Since the school strike began, the number of vehicles on the roads seems to have dropped significantly.
Parents take their children to school by car and drive them miles to attend magnet schools, charter schools, and schools with better educational results.
There are parents who live in Van Nuys and drive their kids to school in Los Feliz, and there are people who live near me who worry about their 4-year-old daughter starting kindergarten because the local, walkable, nearby school is only rated 1 out of 5 stars.
When school is in session, a convoy of cars, SUVs and vans drives up and down Columbus Avenue where the people without means still bring their children to class before the parents start work.
Los Angeles was built to allow children to walk to school. For most of the history of the city it worked that way.

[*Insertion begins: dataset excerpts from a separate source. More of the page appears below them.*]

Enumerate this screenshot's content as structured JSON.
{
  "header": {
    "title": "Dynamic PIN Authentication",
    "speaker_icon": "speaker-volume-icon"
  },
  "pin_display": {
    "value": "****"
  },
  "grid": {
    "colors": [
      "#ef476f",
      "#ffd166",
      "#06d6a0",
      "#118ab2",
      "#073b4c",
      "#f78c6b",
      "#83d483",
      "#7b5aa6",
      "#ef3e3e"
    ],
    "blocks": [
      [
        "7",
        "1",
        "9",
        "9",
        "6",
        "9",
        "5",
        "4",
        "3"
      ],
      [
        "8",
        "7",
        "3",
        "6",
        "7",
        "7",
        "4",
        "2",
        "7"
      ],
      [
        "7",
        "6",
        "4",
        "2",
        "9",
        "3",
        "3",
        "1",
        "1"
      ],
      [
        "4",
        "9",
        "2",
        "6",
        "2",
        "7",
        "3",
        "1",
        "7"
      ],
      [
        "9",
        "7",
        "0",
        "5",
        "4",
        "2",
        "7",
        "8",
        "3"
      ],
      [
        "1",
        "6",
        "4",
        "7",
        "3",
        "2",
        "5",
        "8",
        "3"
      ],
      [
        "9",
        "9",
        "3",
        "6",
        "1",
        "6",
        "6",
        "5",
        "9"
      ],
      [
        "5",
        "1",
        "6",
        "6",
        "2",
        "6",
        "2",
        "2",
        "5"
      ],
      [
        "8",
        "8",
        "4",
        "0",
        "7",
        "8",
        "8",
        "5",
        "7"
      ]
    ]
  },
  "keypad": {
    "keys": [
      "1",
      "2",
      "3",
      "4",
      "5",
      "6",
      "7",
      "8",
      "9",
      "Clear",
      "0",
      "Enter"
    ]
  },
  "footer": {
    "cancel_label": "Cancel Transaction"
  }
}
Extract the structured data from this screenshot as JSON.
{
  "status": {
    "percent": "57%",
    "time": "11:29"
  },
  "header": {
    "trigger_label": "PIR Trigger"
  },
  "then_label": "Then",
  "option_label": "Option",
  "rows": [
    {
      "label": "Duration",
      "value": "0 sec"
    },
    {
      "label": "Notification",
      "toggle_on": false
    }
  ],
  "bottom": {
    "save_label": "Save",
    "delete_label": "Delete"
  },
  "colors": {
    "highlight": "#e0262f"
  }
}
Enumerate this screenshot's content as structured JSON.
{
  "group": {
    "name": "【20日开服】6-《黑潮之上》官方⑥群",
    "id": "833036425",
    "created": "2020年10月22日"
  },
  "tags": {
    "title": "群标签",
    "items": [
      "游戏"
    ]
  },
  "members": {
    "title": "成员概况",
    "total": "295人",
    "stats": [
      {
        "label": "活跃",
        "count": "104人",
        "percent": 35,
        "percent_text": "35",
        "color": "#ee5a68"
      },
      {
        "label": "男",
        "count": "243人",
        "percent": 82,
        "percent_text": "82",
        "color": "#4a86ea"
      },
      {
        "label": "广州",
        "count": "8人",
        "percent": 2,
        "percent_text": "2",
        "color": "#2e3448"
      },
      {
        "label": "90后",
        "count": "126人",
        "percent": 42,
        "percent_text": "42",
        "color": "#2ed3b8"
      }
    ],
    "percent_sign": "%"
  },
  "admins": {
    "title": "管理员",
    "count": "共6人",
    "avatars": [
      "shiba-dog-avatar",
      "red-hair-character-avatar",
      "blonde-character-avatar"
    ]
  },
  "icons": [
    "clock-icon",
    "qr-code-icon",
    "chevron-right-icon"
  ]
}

But illegal immigration changed all that. The preponderance of non-English speakers made parents who want their children educated in English fleeing and fearful of LAUSD’s public education.
Proposition #13, which keeps taxes to the level that a home was originally purchased at, rather than its current value, is an idea meant to starve public education, because the taxpayers cannot be expected to continually spend more to educate everyone who comes here from south of the border.
There is a racial component to the withdrawl from public education in Los Angeles, and everyone knows it, but nobody really talks about how it came about.
So the light traffic will certainly get heavy again, as the one child, one car, faraway school system gears up again.
The question is: why and how are do we endure this?
It’s the same quandary that Los Angeles continually creates for itself. By allowing illegal activities, such as vast public homelessness, it invites and incentivizes the very things that diminish civic life and cause more suffering for the residents of this city.
Would it not be wonderful if children could walk to school? Would it not be delightful to see them riding bikes and walking to well-organized, highly rated schools?
Or is it preferable to have a city of fatties in vans sitting in traffic, grabbing a Jack-in-the-Box on their way to the freeway to bring Sophia and Mohammed 15 miles to their morning classes and back again at 3pm?
No wonder there is such aggression in this city. People can’t catch a break, they are forced to spend more to educate their children, to inconvenience families by chauffeuring kids to class, and it’s all under a system blessed by the hypocrites in the state house and city hall.